- Kamenge University Hospital is located in Burundi Kamenge University Hospital

Geography
- Location: Bujumbura, Bujumbura Mairie Province, Burundi
- Coordinates: 3°21′25″S 29°23′07″E﻿ / ﻿3.35684°S 29.38527°E

Organisation
- Care system: Public

Links
- Website: www.chuk.bi
- Lists: Hospitals in Burundi

= Kamenge University Hospital =

The Kamenge University Hospital (CHUK), formally the University of Kamenge Hospital Center / King Khaled Hospital (Centre Hospitalo - Universitaire De Kamenge / Hôpital Roi Khaled) is a teaching hospital in Bujumbura, Burundi.

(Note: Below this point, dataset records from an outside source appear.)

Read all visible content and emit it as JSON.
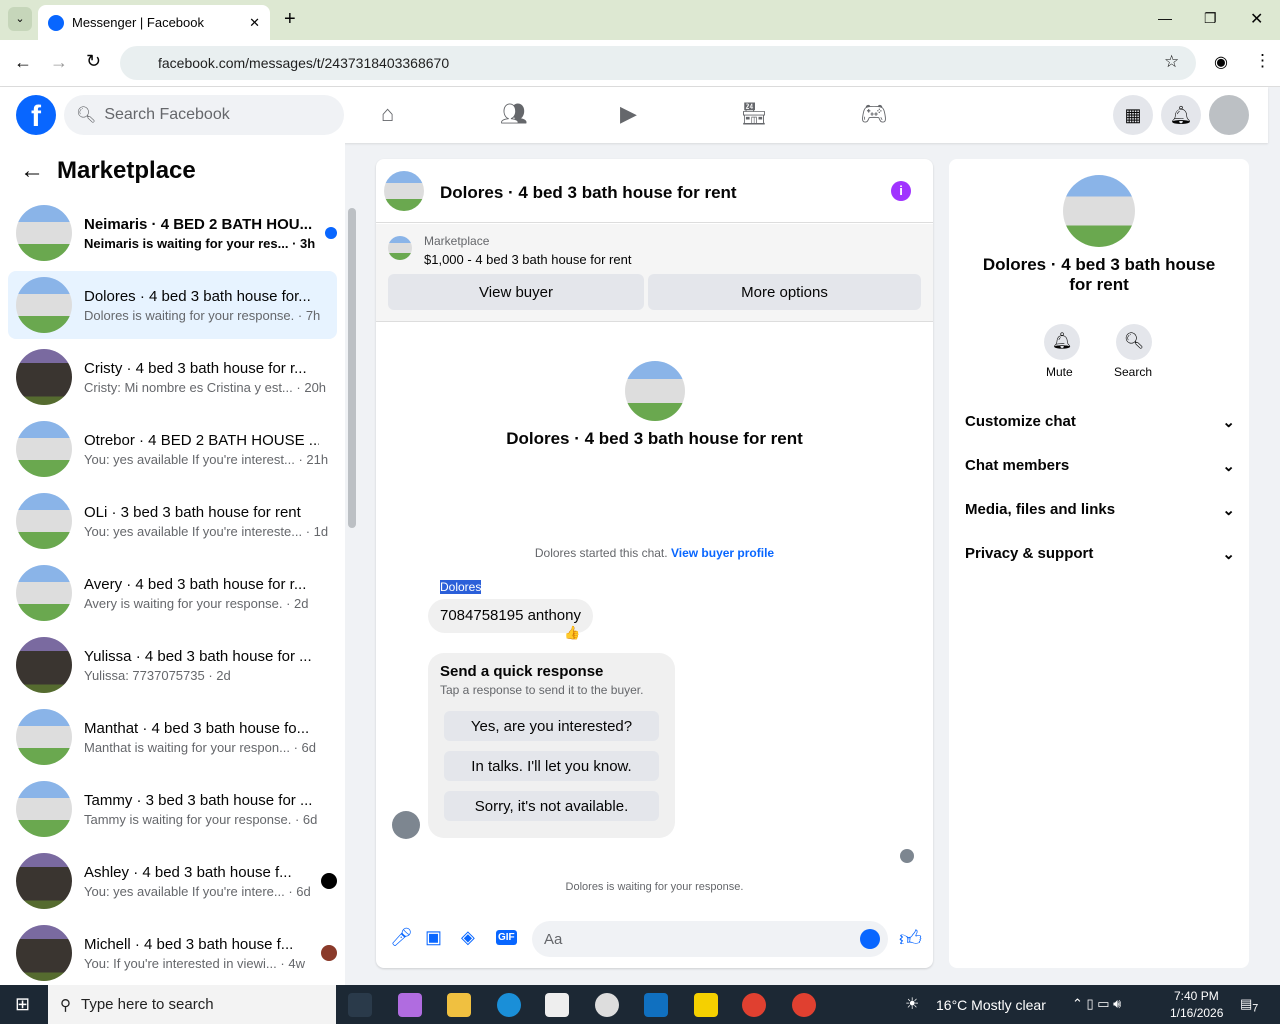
{
  "browser": {
    "tab_title": "Messenger | Facebook",
    "url": "facebook.com/messages/t/2437318403368670"
  },
  "header": {
    "search_placeholder": "Search Facebook"
  },
  "sidebar": {
    "title": "Marketplace",
    "conversations": [
      {
        "name": "Neimaris · 4 BED 2 BATH HOU...",
        "snippet": "Neimaris is waiting for your res...",
        "time": "· 3h",
        "unread": true
      },
      {
        "name": "Dolores · 4 bed 3 bath house for...",
        "snippet": "Dolores is waiting for your response.",
        "time": "· 7h",
        "selected": true
      },
      {
        "name": "Cristy · 4 bed 3 bath house for r...",
        "snippet": "Cristy: Mi nombre es Cristina y est...",
        "time": "· 20h"
      },
      {
        "name": "Otrebor · 4 BED 2 BATH HOUSE ...",
        "snippet": "You: yes available If you're interest...",
        "time": "· 21h"
      },
      {
        "name": "OLi · 3 bed 3 bath house for rent",
        "snippet": "You: yes available If you're intereste...",
        "time": "· 1d"
      },
      {
        "name": "Avery · 4 bed 3 bath house for r...",
        "snippet": "Avery is waiting for your response.",
        "time": "· 2d"
      },
      {
        "name": "Yulissa · 4 bed 3 bath house for ...",
        "snippet": "Yulissa: 7737075735",
        "time": "· 2d"
      },
      {
        "name": "Manthat · 4 bed 3 bath house fo...",
        "snippet": "Manthat is waiting for your respon...",
        "time": "· 6d"
      },
      {
        "name": "Tammy · 3 bed 3 bath house for ...",
        "snippet": "Tammy is waiting for your response.",
        "time": "· 6d"
      },
      {
        "name": "Ashley · 4 bed 3 bath house f...",
        "snippet": "You: yes available If you're intere...",
        "time": "· 6d"
      },
      {
        "name": "Michell · 4 bed 3 bath house f...",
        "snippet": "You: If you're interested in viewi...",
        "time": "· 4w"
      }
    ]
  },
  "chat": {
    "title": "Dolores · 4 bed 3 bath house for rent",
    "listing_label": "Marketplace",
    "listing_detail": "$1,000 - 4 bed 3 bath house for rent",
    "view_buyer": "View buyer",
    "more_options": "More options",
    "profile_name": "Dolores · 4 bed 3 bath house for rent",
    "started": "Dolores started this chat.",
    "view_profile": "View buyer profile",
    "sender": "Dolores",
    "message": "7084758195 anthony",
    "reaction": "👍",
    "quick_title": "Send a quick response",
    "quick_sub": "Tap a response to send it to the buyer.",
    "quick_responses": [
      "Yes, are you interested?",
      "In talks. I'll let you know.",
      "Sorry, it's not available."
    ],
    "waiting": "Dolores is waiting for your response.",
    "input_placeholder": "Aa"
  },
  "details": {
    "name": "Dolores · 4 bed 3 bath house for rent",
    "mute": "Mute",
    "search": "Search",
    "sections": [
      "Customize chat",
      "Chat members",
      "Media, files and links",
      "Privacy & support"
    ]
  },
  "taskbar": {
    "search_placeholder": "Type here to search",
    "weather": "16°C  Mostly clear",
    "time": "7:40 PM",
    "date": "1/16/2026",
    "notifications": "7"
  },
  "colors": {
    "accent": "#0866ff",
    "info": "#a033ff"
  }
}
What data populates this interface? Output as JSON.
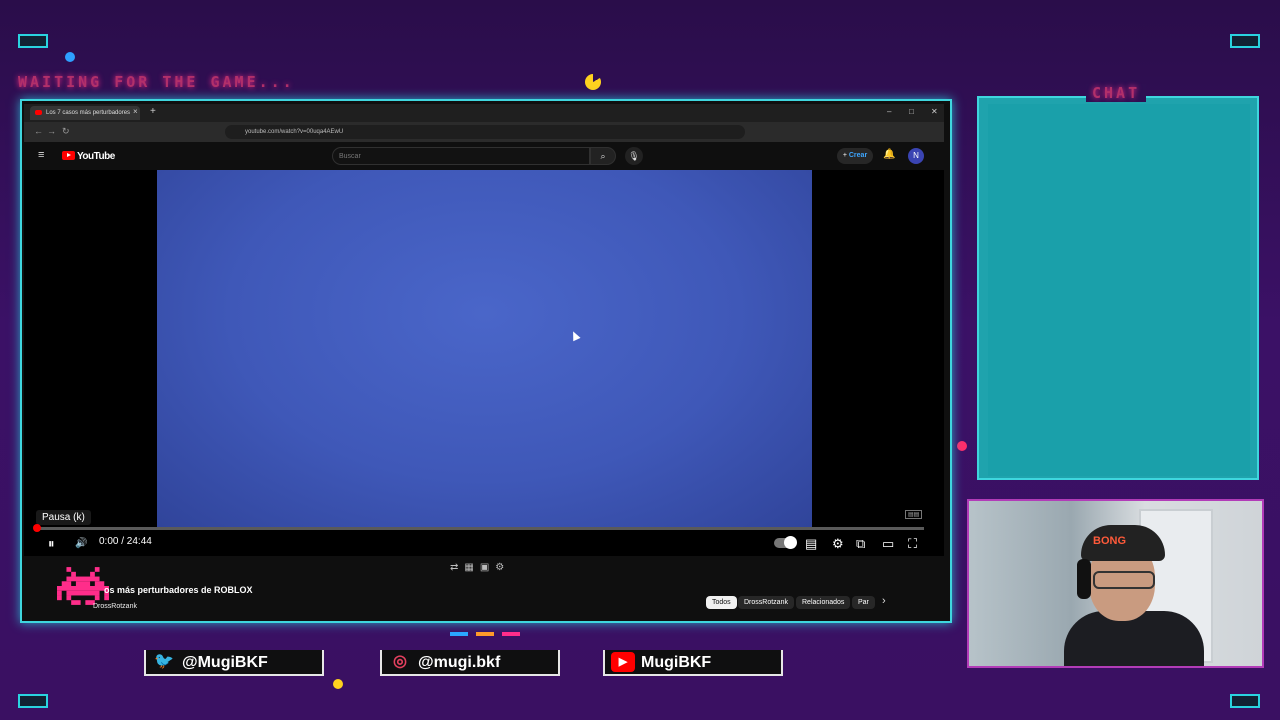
{
  "overlay": {
    "waiting_text": "WAITING FOR THE GAME...",
    "chat_label": "CHAT",
    "accent_cyan": "#3fd6de",
    "accent_pink": "#ff2d8a"
  },
  "browser": {
    "tab_title": "Los 7 casos más perturbadores",
    "tab_close": "×",
    "new_tab": "+",
    "url": "youtube.com/watch?v=00uqa4AEwU",
    "window_min": "–",
    "window_max": "□",
    "window_close": "✕",
    "back_icon": "←",
    "forward_icon": "→",
    "reload_icon": "↻"
  },
  "youtube": {
    "menu_icon": "≡",
    "logo_text": "YouTube",
    "search_placeholder": "Buscar",
    "search_icon": "⌕",
    "mic_icon": "🎙",
    "create_plus": "+",
    "create_label": "Crear",
    "bell_icon": "🔔",
    "avatar_initial": "N"
  },
  "player": {
    "tooltip": "Pausa (k)",
    "pause_icon": "⏸",
    "volume_icon": "🔊",
    "current_time": "0:00",
    "duration": "24:44",
    "time_display": "0:00 / 24:44",
    "progress_fraction": 0,
    "subtitles_icon": "▤",
    "settings_icon": "⚙",
    "miniplayer_icon": "⧉",
    "theater_icon": "▭",
    "fullscreen_icon": "⛶"
  },
  "video": {
    "title": "Los 7 casos más perturbadores de ROBLOX",
    "title_visible": "os más perturbadores de ROBLOX",
    "channel": "DrossRotzank"
  },
  "chips": [
    {
      "label": "Todos",
      "active": true
    },
    {
      "label": "DrossRotzank",
      "active": false
    },
    {
      "label": "Relacionados",
      "active": false
    },
    {
      "label": "Par",
      "active": false
    }
  ],
  "chips_next": "›",
  "socials": [
    {
      "platform": "twitter-icon",
      "handle": "@MugiBKF",
      "color": "#1da1f2"
    },
    {
      "platform": "instagram-icon",
      "handle": "@mugi.bkf",
      "color": "#e4405f"
    },
    {
      "platform": "youtube-icon",
      "handle": "MugiBKF",
      "color": "#ff0000"
    }
  ],
  "webcam": {
    "cap_text": "BONG"
  }
}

==Administrative structure==
The hospital was created by Decree #100/121 on 28 December 1984.
Under Ministerial Ordinance #6101/1175 of 11 December 2006 it was placed under the supervision of the Rector of the University of Burundi.
It is self-governing, but receives state subsidies.
The CHUK is under the authority of the Ministry of National Education and Scientific Research.

==Operations==
The CHUK provides medical and health care, serves as a training center, and supports research.
It is home to a Faculty of Medicine and offers internships to students from higher education institutions and students from paramedical schools.
It does not have an important technical platform, but is Burundi's national reference center.

The CHUK is in the northwest of Bujumbura.
As of 2024 the CHUK had 420 beds, and a total of 730 employees.
Departments are Surgery, Gynecology and Obstetrics, Anesthesia and Resuscitation, Pediatrics, Internal Medicine, Community Medicine, Specialties (ENT, Ophthalmology, Stomatology), Radiology, Laboratory and Pharmacy.

==Events==

On 19 December 2022 Brasseries et Limonaderies du Burundi (Brarudi), a Heineken N.V. subsidiary, announced that it and the Kamenge University Teaching Hospital had launched the Niwonkwe project, funded by the Heineken Africa Foundation.
The project would provide obstetric equipment and training of health workers at CHUK and the Kabezi District Hospital.